Madison News

 

Republicans push photo ID, recall change

 Republicans push photo ID, recall change

 

11/15/2013 UPDATE:

MADISON, Wis. (AP) _ The latest approach to require that voters show photo identification at the polls has passed the Wisconsin state Assembly.

Wisconsin's current law passed in 2011 but is on hold in court. Assembly Republicans say the new approach passed Thursday on a party line 54-38 vote will strengthen the chances that the law is in effect for the 2014 election.

Democrats oppose the requirement, saying the intent is to dampen turnout among groups more likely to vote Democratic. Republicans say the goal is to prevent voter fraud, even though there have only been a handful of such cases brought forward in Wisconsin.
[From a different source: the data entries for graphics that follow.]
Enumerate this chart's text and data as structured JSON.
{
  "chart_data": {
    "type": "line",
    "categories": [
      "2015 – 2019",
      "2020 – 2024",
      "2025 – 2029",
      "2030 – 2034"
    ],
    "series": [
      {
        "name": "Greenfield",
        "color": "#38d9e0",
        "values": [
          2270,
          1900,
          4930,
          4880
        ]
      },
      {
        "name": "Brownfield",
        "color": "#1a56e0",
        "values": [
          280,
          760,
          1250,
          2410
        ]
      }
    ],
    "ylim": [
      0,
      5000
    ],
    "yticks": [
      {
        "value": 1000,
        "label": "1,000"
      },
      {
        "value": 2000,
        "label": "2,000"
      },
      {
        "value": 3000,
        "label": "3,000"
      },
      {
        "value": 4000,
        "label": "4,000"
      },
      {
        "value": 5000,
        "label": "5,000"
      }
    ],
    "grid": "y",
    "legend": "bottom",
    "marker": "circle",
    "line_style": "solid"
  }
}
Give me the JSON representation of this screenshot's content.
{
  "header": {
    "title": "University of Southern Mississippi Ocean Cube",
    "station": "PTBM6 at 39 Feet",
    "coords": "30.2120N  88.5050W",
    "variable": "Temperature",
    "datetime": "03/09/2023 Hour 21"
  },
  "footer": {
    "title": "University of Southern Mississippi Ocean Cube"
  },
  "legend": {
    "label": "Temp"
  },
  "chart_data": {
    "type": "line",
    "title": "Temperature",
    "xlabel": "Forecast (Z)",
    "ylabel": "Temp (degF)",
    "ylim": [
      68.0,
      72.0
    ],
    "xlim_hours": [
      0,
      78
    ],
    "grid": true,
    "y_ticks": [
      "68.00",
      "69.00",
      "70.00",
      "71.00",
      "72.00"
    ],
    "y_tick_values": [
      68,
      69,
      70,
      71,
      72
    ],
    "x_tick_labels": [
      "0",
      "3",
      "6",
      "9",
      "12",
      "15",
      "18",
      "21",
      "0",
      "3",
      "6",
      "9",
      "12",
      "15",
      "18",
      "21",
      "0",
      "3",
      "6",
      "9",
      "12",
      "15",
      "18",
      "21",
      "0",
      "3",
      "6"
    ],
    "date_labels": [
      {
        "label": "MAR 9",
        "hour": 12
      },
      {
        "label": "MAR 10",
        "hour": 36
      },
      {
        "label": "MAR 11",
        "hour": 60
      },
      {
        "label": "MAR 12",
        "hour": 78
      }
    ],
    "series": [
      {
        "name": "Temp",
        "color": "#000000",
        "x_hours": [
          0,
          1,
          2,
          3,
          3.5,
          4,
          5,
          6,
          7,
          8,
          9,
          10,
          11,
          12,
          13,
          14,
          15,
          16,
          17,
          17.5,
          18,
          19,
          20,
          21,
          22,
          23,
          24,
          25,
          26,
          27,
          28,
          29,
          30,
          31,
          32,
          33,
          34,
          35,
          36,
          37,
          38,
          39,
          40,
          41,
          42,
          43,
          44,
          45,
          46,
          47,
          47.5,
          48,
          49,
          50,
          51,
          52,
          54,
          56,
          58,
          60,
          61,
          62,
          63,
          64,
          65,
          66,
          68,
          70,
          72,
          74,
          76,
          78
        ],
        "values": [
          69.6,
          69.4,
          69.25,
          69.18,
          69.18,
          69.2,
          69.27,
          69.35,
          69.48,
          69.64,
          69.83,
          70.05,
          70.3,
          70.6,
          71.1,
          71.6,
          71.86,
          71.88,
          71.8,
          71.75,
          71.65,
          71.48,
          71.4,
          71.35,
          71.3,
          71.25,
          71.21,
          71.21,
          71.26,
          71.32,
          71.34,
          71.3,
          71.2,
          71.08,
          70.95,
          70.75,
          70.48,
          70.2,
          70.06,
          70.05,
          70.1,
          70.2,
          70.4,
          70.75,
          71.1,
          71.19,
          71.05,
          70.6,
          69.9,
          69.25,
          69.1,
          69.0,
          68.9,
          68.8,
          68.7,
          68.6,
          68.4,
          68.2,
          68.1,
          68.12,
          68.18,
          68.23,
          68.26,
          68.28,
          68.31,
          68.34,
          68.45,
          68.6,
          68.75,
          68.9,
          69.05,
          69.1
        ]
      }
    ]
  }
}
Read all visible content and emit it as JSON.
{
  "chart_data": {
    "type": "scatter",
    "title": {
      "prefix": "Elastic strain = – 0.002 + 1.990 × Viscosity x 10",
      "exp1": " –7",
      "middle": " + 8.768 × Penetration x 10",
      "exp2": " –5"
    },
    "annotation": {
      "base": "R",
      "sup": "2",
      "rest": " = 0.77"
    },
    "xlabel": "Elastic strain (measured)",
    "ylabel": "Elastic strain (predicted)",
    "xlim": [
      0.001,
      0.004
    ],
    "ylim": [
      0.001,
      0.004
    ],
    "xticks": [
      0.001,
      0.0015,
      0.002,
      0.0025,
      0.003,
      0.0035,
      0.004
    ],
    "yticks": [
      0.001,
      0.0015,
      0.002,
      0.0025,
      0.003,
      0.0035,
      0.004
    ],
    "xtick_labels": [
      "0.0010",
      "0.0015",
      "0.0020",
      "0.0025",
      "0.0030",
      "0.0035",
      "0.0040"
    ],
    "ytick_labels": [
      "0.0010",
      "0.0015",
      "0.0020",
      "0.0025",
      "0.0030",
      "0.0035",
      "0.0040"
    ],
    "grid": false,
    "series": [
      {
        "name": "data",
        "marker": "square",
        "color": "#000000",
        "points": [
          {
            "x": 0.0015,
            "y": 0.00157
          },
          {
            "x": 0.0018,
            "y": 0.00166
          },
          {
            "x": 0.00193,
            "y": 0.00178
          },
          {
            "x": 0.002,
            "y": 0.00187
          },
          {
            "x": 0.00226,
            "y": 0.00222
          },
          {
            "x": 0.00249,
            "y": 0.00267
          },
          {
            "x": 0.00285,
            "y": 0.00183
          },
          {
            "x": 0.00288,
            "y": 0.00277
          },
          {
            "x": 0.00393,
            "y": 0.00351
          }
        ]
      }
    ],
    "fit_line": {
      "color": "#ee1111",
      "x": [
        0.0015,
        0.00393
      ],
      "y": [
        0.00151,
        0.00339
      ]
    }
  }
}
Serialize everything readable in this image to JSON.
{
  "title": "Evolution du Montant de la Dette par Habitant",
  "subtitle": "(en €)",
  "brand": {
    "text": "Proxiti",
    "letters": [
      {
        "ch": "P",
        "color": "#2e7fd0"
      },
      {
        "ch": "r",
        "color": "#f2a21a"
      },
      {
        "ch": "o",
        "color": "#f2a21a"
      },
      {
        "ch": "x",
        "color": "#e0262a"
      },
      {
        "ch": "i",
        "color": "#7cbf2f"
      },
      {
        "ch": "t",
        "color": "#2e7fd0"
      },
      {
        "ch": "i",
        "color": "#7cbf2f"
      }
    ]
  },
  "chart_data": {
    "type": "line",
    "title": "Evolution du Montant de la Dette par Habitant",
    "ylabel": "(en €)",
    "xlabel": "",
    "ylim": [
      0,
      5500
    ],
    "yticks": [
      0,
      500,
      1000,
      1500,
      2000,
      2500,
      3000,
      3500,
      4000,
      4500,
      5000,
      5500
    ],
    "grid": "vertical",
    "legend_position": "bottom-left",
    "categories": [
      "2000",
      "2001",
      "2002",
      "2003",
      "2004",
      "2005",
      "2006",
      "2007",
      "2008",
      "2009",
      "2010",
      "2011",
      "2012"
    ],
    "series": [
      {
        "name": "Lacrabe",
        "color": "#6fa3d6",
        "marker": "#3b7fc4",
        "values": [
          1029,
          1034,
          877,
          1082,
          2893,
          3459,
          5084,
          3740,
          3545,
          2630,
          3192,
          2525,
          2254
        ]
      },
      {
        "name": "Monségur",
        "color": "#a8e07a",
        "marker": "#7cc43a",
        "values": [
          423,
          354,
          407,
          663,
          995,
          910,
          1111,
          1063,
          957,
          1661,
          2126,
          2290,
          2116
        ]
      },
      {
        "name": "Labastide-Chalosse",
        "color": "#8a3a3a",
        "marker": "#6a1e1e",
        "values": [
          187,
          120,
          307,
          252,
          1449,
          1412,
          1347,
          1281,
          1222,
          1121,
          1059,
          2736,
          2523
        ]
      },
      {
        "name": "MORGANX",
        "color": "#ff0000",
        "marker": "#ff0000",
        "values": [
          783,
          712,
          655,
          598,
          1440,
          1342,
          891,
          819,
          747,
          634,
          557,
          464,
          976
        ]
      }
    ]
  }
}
The bill appears unlikely to become law. Republican Senate Majority Leader Scott Fitzgerald says he won't take it up while the court case over the current law is ongoing.

Meanwhile,

In-person absentee voting hours would be limited to certain hours during the week under a Republican-backed bill passed by the Wisconsin state Assembly.

The measure passed Thursday on a 53-39 vote with all Republicans in support and all Democrats against.

Under the proposal, in-person absentee voting would be limited to 7:30 a.m. to 6 p.m. Monday through Friday. It would not be allowed on weekends, unless the municipality is open 30 or fewer office hours a week.

Republican supporters say the change will insure there are more uniform hours across the state. But Democratic opponents say the change is targeting the Democratic cities of Milwaukee and Madison, which held extended and weekend hours during the 2012 election.

----------------

MADISON, Wis. (AP) _ Only those Wisconsin state officials charged with a serious crime or ethical violation could be recalled from office under a constitutional amendment that has passed the state Assembly.

The Republican-controlled Assembly passed the amendment 53-39 with all Democrats opposed.

The measure must pass the Senate and the full Legislature again next session before it would be put to a vote of the people.

Democrats objected, saying the right to recall public officials shouldn't be infringed upon. Republicans say it simply puts in place a reasonable threshold before recalls could be initiated.

Republican Gov. Scott Walker was the first governor in U.S. history to survive a recall in 2012.